In Good Company was key in bringing Anthony Burrill’s You & Me artwork in The Calls to life. The seeds of the project were sown back in 2019 but its message of unity was a timely one when it was unveiled at the height of the pandemic.
At the unveiling Laura told Creative Review: “The design couldn’t feel more relevant for the current time.
“From the start, the plan was that this piece will be here for the people of Leeds for centuries, but I think it’s the perfect message of unity when continued connection and community will be so vital.
“The ambition behind the creation of these new landmarks in the city is to uplift local business, particularly independent businesses and boost the visitor economy.”
The emergence of Leeds’ street art scene can be traced back to the 1980s when community artist Janet De Wagt worked with local schoolchildren to create a work of art celebrating Leeds’ West Indian community. A quarter of a century on, the Mabgate Mural which is just a short walk from the city centre, is looking a little faded, but thanks in part to a growing appreciation for street art, there is hope that it will soon be restored.
The trend has been fuelled in more recent years by artists like Jane Mutiny, whose pair of Spix’s Macaws, tucked away on the walls of Munro House, near the BBC building, draws attention to endangered species and Benjamin Craven whose striking designs on buildings like those on the Belgrave Music Hall, bring an injection of colour to the often drab urban landscape.
The Leeds based artist says of his work: “I am inspired by everyday sights.
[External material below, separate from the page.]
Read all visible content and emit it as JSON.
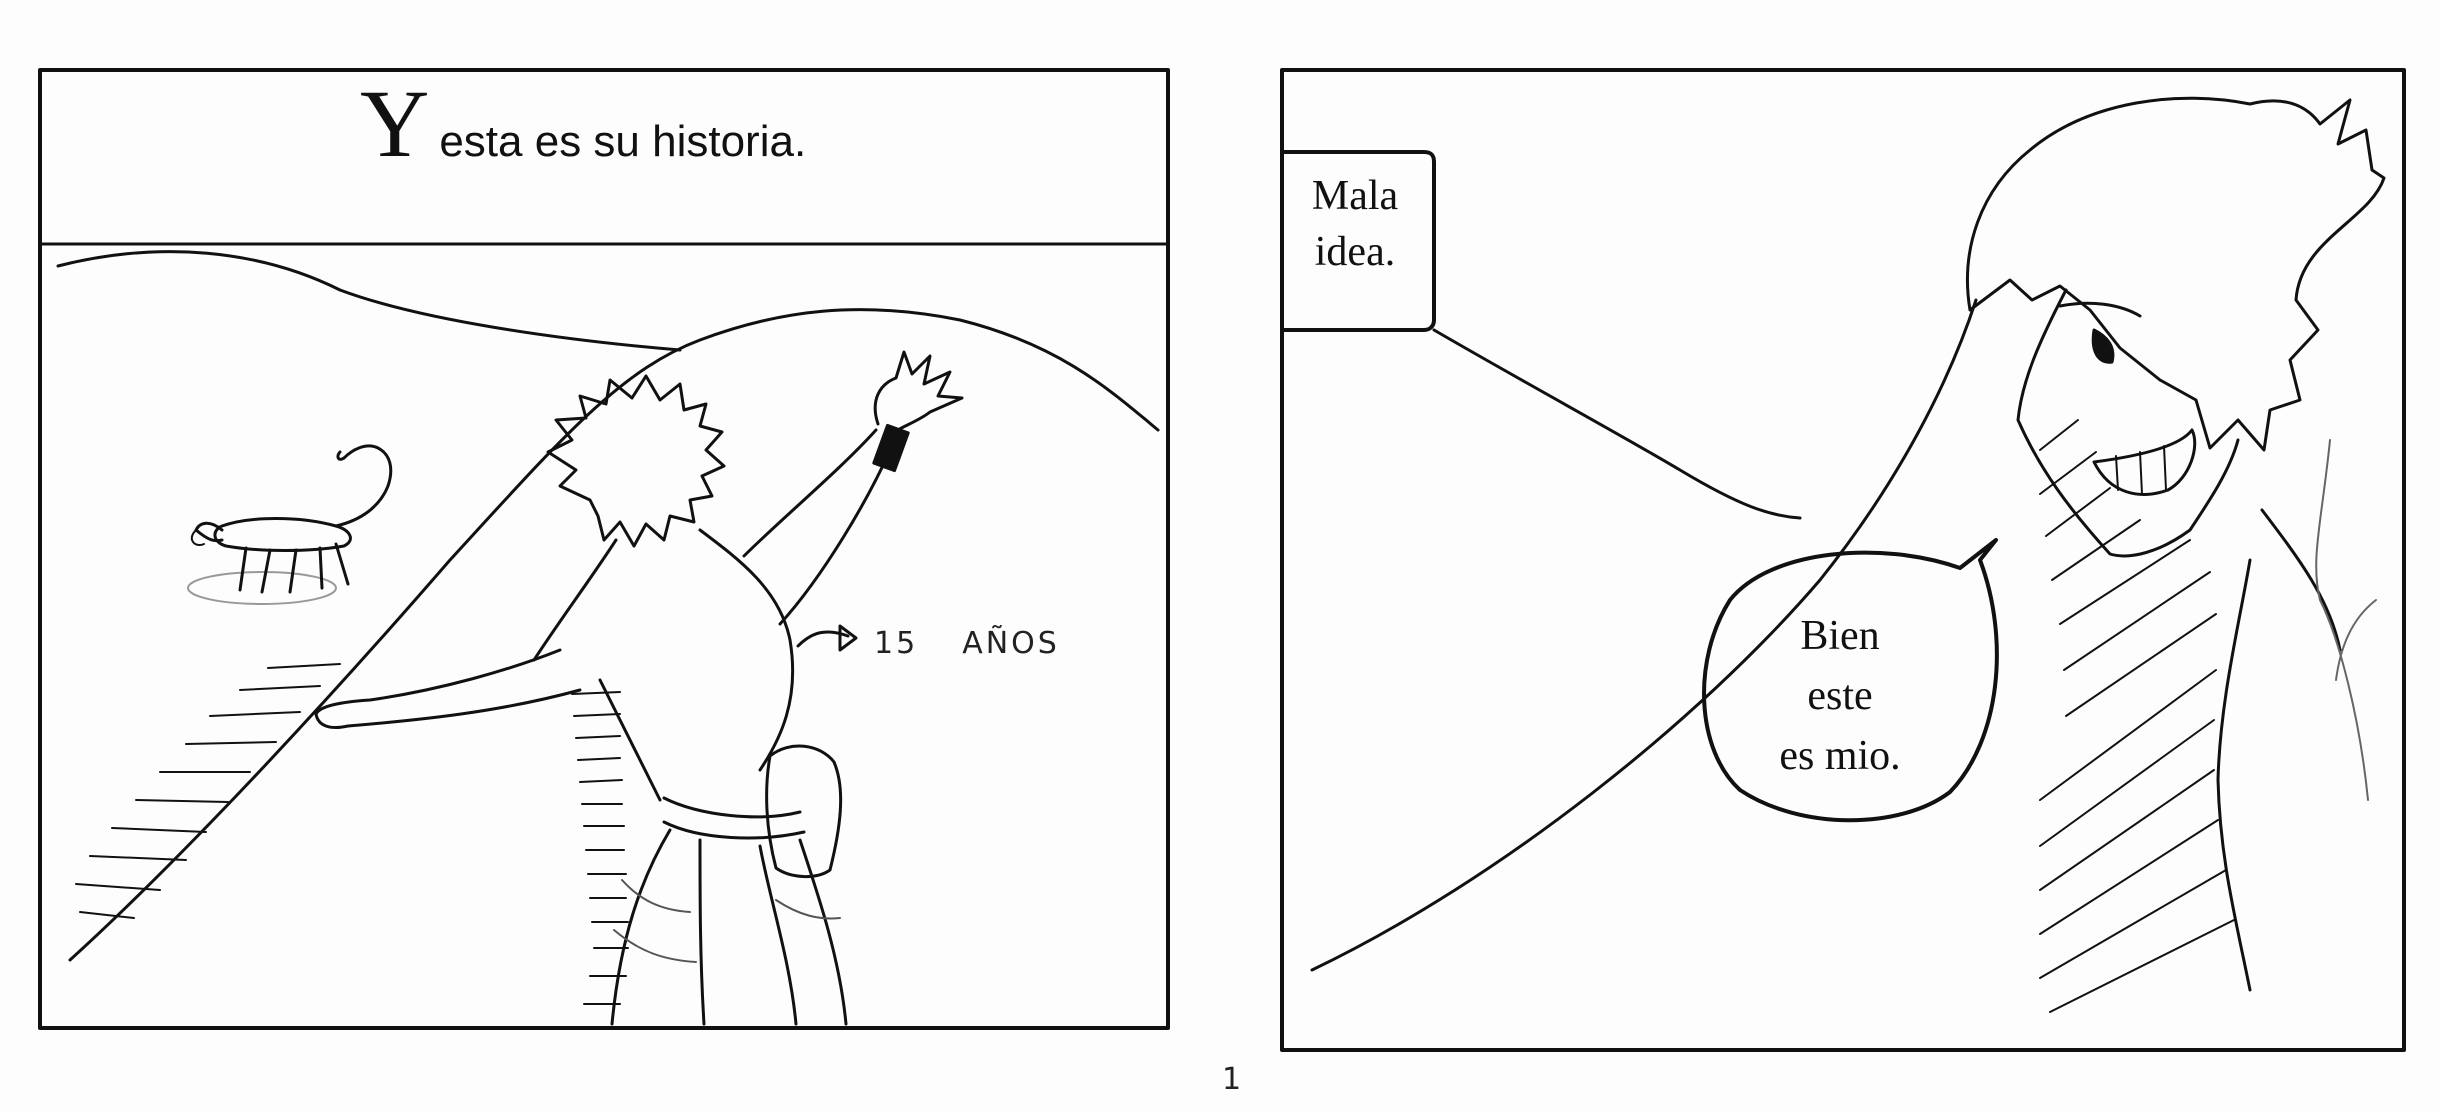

I use clashing colours and patterns and really want people who see my work to think about playfulness in art and life.”
So, wherever you wander, make sure you look up and take in some of the sights that have made the streets of Leeds such a colourful and inspirational place to be.
Me & You, You & Me by Anthony Burrill
Graphic artist Anthony Burrill combines a knack for simplicity that packs a punch with craft skills and powerful, positive messages. This mural in The Calls – his largest to date – was devised and produced during the Covid lockdown for the city where he first studied graphic design.
The Heron by Peter Barber
Some street art demands to be looked at.
This piece by Barber, which can be found on the banks of the River Aire, is much more subtle and sometimes can’t even be seen at all. When the river level is at its highest, the heron, which was chosen as a symbol of the waterway’s revival, is submerged, only gradually reappearing again as the water falls.
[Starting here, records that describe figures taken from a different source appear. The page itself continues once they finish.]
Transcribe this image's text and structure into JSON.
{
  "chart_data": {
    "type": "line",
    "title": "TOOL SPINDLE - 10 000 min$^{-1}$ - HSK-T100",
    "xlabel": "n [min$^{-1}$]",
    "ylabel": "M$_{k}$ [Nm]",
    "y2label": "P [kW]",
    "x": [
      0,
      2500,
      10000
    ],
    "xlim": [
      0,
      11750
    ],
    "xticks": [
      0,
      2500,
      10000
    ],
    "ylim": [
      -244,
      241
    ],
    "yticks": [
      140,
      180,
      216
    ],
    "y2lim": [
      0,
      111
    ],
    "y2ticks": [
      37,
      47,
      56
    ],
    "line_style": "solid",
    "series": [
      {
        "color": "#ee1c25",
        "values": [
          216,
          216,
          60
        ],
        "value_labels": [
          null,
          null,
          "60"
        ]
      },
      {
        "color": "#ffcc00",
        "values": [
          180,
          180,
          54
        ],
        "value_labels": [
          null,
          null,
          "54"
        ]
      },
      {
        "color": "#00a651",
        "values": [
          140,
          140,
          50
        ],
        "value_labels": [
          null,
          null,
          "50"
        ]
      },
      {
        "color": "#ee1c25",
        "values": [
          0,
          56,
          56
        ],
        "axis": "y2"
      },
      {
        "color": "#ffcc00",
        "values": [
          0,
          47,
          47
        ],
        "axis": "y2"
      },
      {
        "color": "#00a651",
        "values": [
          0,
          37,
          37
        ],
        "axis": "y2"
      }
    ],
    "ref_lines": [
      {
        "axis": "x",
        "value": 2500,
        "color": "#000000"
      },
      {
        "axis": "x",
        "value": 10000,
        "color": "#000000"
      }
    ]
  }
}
Cornucopia by Graeme Wilson
In 1989, to mark the successful restoration of the Corn Exchange, Wilson was commissioned to paint a mural on the side of what is now the Blue Rinse vintage shop. It still looks good today and is a celebration of the building’s historical use as a trading centre and the Victorian age on which the city’s wealth was built.
Marcelo Bielsa by Tankpetrol
Continuing the LUFC theme, head to Hyde Park Corner to see this masterpiece of the club’s charismatic manager. The portrait, which also includes the Bielsa quote, “A man with new ideas is a madman, until his ideas triumph”, appeared on the eve of the new football season in 2020 to mark Leeds’ return to the Premier League.